Credit: Paul Domenick/Flickr

When President Trump announced that the person slated to head the EPA was, in fact, the same person whose mission appeared to be to gut the EPA, we all cringed. And yet, during his nomination hearing, then-Attorney General Pruitt confirmed that in the context of the Flint water crisis, EPA did not do a good enough job. Pruitt stated unequivocally: “If confirmed and faced with a similar situation, I would inform the state that EPA will take action if they fail to do so, and use EPA’s emergency authority if the state fails to act.”

Well, that time has come.

Have you heard about East Chicago? East Chicago is yet another city with a lead-in-drinking water problem. This industrial city is located twenty-five miles southeast of Chicago over the Indiana border. Unfortunately, drinking water contamination is only one aspect of the challenges the city faces. The community—of which 90 percent are people of color and over a third are living below the federal poverty line—has been plagued by a legacy of lead and arsenic contamination in connection with the numerous industrial facilities that have been operating in and around the city for decades. In fact, the City made national headlines last year when officials found soil with extremely high levels of lead and arsenic in and around the USS Lead Superfund site (an area of the City designated as a hazardous waste site and slated for cleanup by EPA). Peoples’ lives have been disrupted. For example, the 1,000 residents of the West Calumet Housing Complex have faced forced relocation due to the lead and arsenic in their soil; single family homes contend with ongoing excavation efforts to remediate their soil; and, on the eve of the academic calendar last fall, neighboring Carrie Gosch Elementary School closed down due to safety concerns arising out of the lead levels at the Housing Complex.

Against this background of soil and air contamination, EPA conducted a pilot study last year to determine if remediation of the soil would impact lead levels in the drinking water. Based on its own study, the agency found that a whopping 40 percent of homes tested had elevated levels of lead in their drinking water. Remarkably, the EPA concluded that the lead contamination is “system-wide,” caused not by legacy soil contamination, but instead by lead service lines and insufficient corrosion control treatment in the water system. The situation is particularly dire in East Chicago for the children who are most susceptible to lead exposure as they face increased, cumulative lead impacts from the soil, air and drinking water.

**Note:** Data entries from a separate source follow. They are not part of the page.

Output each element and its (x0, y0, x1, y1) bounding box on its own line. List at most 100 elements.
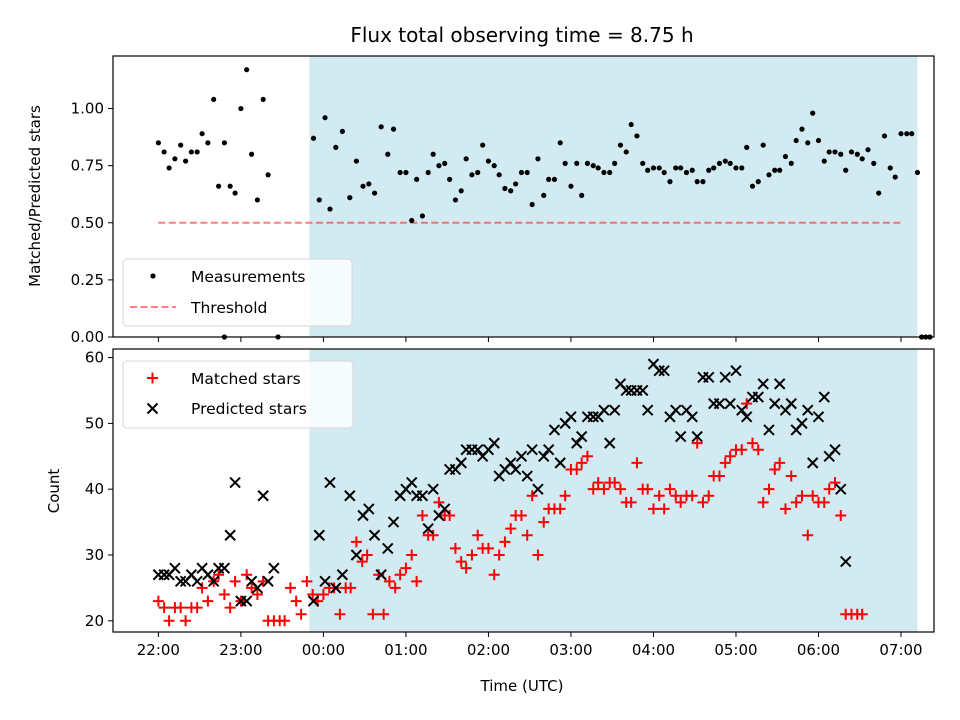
matched-star-marker (499, 536, 511, 548)
measurement-point (871, 160, 877, 166)
measurement-point (551, 176, 558, 182)
predicted-star-marker (488, 437, 500, 449)
matched-star-marker (196, 582, 208, 594)
matched-star-marker (400, 562, 412, 574)
measurement-point (562, 160, 568, 166)
matched-star-marker (697, 496, 709, 508)
predicted-star-marker (257, 490, 269, 502)
matched-star-marker (383, 575, 395, 587)
matched-star-marker (152, 595, 164, 607)
x-tick-label: 23:00 (219, 641, 262, 659)
measurement-point (205, 140, 211, 146)
predicted-star-marker (587, 411, 599, 423)
predicted-star-marker (608, 404, 621, 416)
measurement-point (452, 197, 459, 203)
matched-star-marker (521, 529, 533, 541)
chart-title: Flux total observing time = 8.75 h (350, 23, 693, 47)
predicted-star-marker (515, 450, 528, 462)
measurement-point (590, 163, 596, 169)
measurement-point (810, 110, 816, 116)
matched-star-marker (488, 569, 500, 581)
matched-star-marker (779, 503, 791, 515)
measurement-point (617, 142, 624, 148)
predicted-star-marker (526, 443, 538, 456)
predicted-star-marker (773, 378, 786, 390)
predicted-star-marker (840, 555, 852, 568)
top-x-ticks (157, 337, 902, 342)
matched-star-marker (592, 477, 604, 489)
measurement-point (722, 158, 728, 164)
measurement-point (892, 174, 898, 180)
predicted-star-marker (796, 417, 808, 430)
top-y-tick-label: 0.25 (71, 271, 104, 289)
predicted-star-marker (763, 424, 775, 436)
measurement-point (607, 169, 613, 176)
predicted-star-marker (604, 437, 616, 449)
predicted-star-marker (375, 569, 387, 581)
predicted-star-marker (521, 470, 533, 482)
matched-star-marker (752, 444, 764, 456)
predicted-star-marker (218, 562, 231, 574)
measurement-point (172, 156, 178, 162)
measurement-point (832, 149, 838, 155)
matched-star-marker (284, 582, 296, 594)
bottom-y-tick-label: 60 (85, 349, 104, 367)
predicted-star-marker (703, 371, 715, 384)
measurement-point (371, 190, 378, 196)
predicted-star-marker (438, 503, 451, 515)
matched-star-marker (449, 542, 461, 554)
matched-star-marker (790, 496, 802, 508)
matched-star-marker (757, 496, 769, 508)
measurement-point (414, 176, 420, 182)
matched-star-marker (526, 490, 538, 502)
measurement-point (155, 140, 161, 146)
predicted-star-marker (350, 549, 363, 561)
bottom-observing-window (309, 349, 918, 632)
measurement-point (706, 167, 712, 173)
predicted-star-marker (620, 384, 632, 397)
predicted-star-marker (319, 575, 331, 588)
predicted-star-marker (382, 542, 394, 555)
measurement-point (760, 142, 766, 148)
measurement-point (339, 128, 345, 134)
predicted-star-marker (802, 404, 814, 416)
matched-star-marker (290, 595, 302, 607)
matched-star-marker (411, 575, 423, 587)
measurement-point (898, 131, 904, 137)
measurement-point (529, 201, 535, 208)
matched-star-marker (631, 457, 643, 469)
measurement-point (766, 172, 772, 178)
measurement-point (793, 137, 799, 144)
top-y-ticks: 0.00 0.25 0.50 0.75 1.00 (71, 100, 113, 346)
measurement-point (595, 165, 601, 171)
matched-star-marker (741, 398, 753, 410)
measurement-point (716, 160, 723, 166)
matched-star-marker (356, 556, 368, 568)
top-y-axis-label: Matched/Predicted stars (26, 105, 44, 287)
measurement-point (508, 188, 514, 194)
matched-star-marker (482, 542, 494, 554)
matched-star-marker (406, 549, 418, 561)
measurement-point (645, 167, 651, 173)
measurement-point (469, 172, 475, 178)
legend-label-threshold: Threshold (190, 299, 267, 317)
matched-star-marker (576, 457, 588, 469)
measurement-point (623, 149, 629, 155)
measurement-point (601, 169, 607, 176)
matched-star-markers (152, 398, 868, 627)
predicted-star-marker (363, 503, 375, 515)
matched-star-marker (807, 490, 819, 502)
predicted-star-marker (471, 443, 484, 456)
matched-star-marker (769, 463, 781, 475)
predicted-star-marker (812, 411, 825, 423)
matched-star-marker (427, 529, 439, 541)
matched-star-marker (736, 444, 748, 456)
matched-star-marker (796, 490, 808, 502)
measurement-point (419, 213, 426, 219)
matched-star-marker (609, 477, 621, 489)
measurement-point (216, 183, 222, 189)
measurement-point (700, 179, 706, 185)
measurement-point (683, 169, 690, 176)
measurement-point (333, 144, 339, 150)
matched-star-marker (505, 523, 517, 535)
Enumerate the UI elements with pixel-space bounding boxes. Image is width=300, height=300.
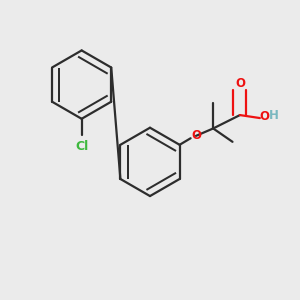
Text: H: H	[268, 109, 278, 122]
Text: O: O	[260, 110, 270, 123]
Text: O: O	[191, 129, 201, 142]
Text: Cl: Cl	[75, 140, 88, 154]
Text: O: O	[235, 77, 245, 90]
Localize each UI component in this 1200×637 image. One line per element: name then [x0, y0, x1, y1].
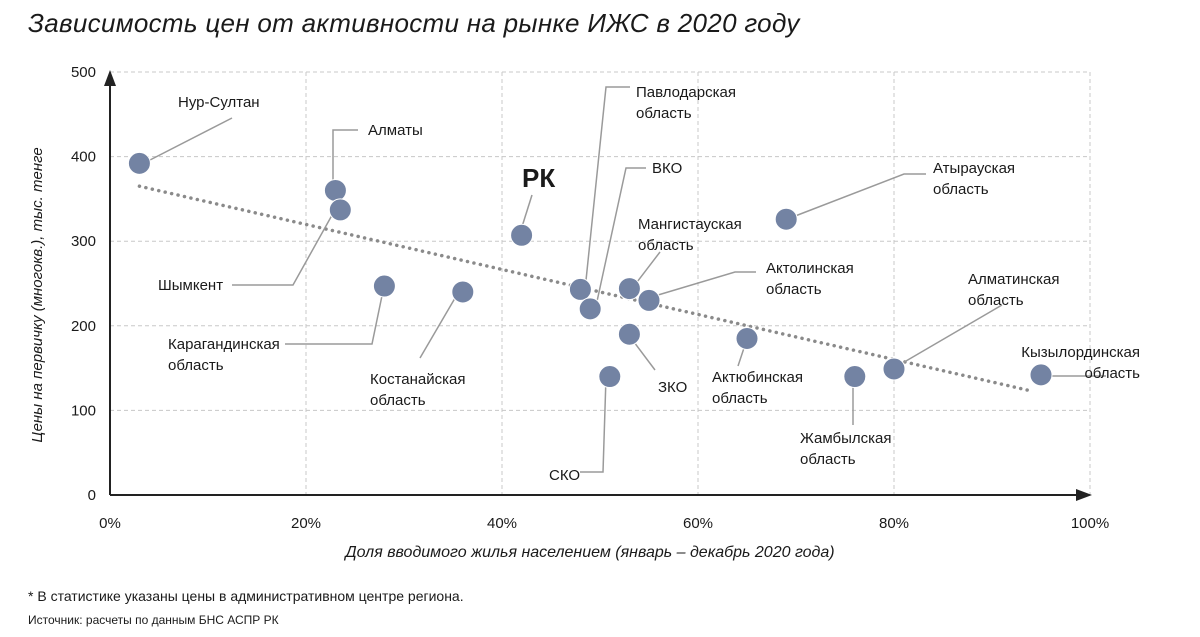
- source-note: Источник: расчеты по данным БНС АСПР РК: [28, 613, 279, 627]
- data-point: [735, 326, 759, 350]
- point-label: ЗКО: [658, 379, 687, 396]
- y-tick-label: 400: [71, 149, 96, 166]
- point-label: РК: [522, 163, 555, 193]
- point-label: Актюбинская область: [712, 369, 803, 407]
- data-point: [617, 277, 641, 301]
- x-tick-label: 60%: [683, 515, 713, 532]
- point-labels: Нур-Султан Алматы Шымкент Карагандинская обл…: [158, 84, 1140, 484]
- point-label: СКО: [549, 467, 580, 484]
- data-point: [1029, 363, 1053, 387]
- axes: [104, 70, 1092, 501]
- scatter-chart: 0 100 200 300 400 500 0% 20% 40% 60% 80% 100% Нур-С…: [29, 64, 1140, 561]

EPA identified a system-wide problem and is recommending East Chicagoans consume only filtered tap water. But it hasn’t offered any other immediate assistance to protect residents from consuming contaminated water. That’s why NRDC and a coalition of local, regional and national advocacy organizations served a petition on EPA last week. The petition urges the agency to step in and take emergency action to secure safe drinking water for East Chicago residents, including by providing filters and bottled water at no cost to them. EPA has the authority to act to “abate an imminent and substantial endangerment to health,” as is the case in East Chicago, and should do so quickly.

Of course, EPA received our petition the same week information about massive staff and budget cuts was announced. This could impact the EPA’s ability to enforce public protections like those needed in East Chicago. In fact, one of the programs rumored to be on the chopping block is the Agency’s environmental justice program intended to protect communities of color like East Chicago that already bare a disproportionate pollution burden.

EPA Administrator Pruitt has an opportunity to show real leadership by standing behind the statements he made at his confirmation hearing and take action where the City and State have failed to do so. Pruitt should act now.